For a finishing touch, I went with a pair of unassuming black suede chunky heels, so as not to compete with the hint of sparkle in the dress.
This ensemble is all about layering, pattern clashing, and showing a bit of skin (no surprises there). In a direction I’d describe as peak summer, I started with bike shorts and a bikini top before layering a loose sheer animal-print blouse over top, a baby rhinestone choker (arguably the most Y2K reference point of the look) and a sun hat that I’d describe as bucket hat-adjacent. I considered getting a bucket hat for “research”, but if I’m honest I couldn’t take myself seriously in one. This moldable brim sun hat, that can be worn folded up or down, was the perfect nod to the bucket hat. Again, the goal of playing within a trend is filtering it through the lens of your own personal style. Finally, I finished this look off with a white platform sandal, but I also think Crocs would really play up the Y2K factor if you’ve got a pair kicking around.

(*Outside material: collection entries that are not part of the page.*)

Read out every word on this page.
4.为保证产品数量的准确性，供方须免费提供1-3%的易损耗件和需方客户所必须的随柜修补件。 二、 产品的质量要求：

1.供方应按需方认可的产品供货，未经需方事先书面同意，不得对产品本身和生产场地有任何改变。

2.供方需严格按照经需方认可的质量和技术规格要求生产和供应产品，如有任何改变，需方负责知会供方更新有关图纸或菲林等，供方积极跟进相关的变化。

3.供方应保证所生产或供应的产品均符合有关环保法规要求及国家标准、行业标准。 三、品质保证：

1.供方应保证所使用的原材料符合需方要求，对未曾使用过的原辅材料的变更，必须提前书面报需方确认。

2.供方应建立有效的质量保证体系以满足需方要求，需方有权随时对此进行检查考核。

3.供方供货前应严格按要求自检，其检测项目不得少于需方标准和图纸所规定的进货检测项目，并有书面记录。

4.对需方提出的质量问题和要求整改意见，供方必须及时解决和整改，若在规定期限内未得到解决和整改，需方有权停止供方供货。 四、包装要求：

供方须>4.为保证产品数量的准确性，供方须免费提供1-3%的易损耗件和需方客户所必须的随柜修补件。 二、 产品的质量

I wanted to finish the week with a bang, and by bang, I mean an excuse to try taping my breasts into place for the first time in my life. An amped up slip dress, this silky orange neon number has a side slit that soars to the top of my thighs. One of my hopes for this week-long exploration of the early aughts was to do over looks I wouldn’t have even fathomed wearing when I was younger, that I would have looked at, lusted over, and then rejected by saying, my body is not right for this outfit. Over the last decade I have worked so hard to unlearn those false beliefs. The return of Y2K fashion has given me the opportunity to do a metaphorical victory lap, with the clarity of how far I’ve come, when I am comparing how I approached fashion in my youth to now with the exact same wardrobe pieces.
What an absolute treat to approach it with the maturity and confidence that was missing the first time I attempted these looks. Wear the neon dress, show a little (or a lot) of skin, be your own main character.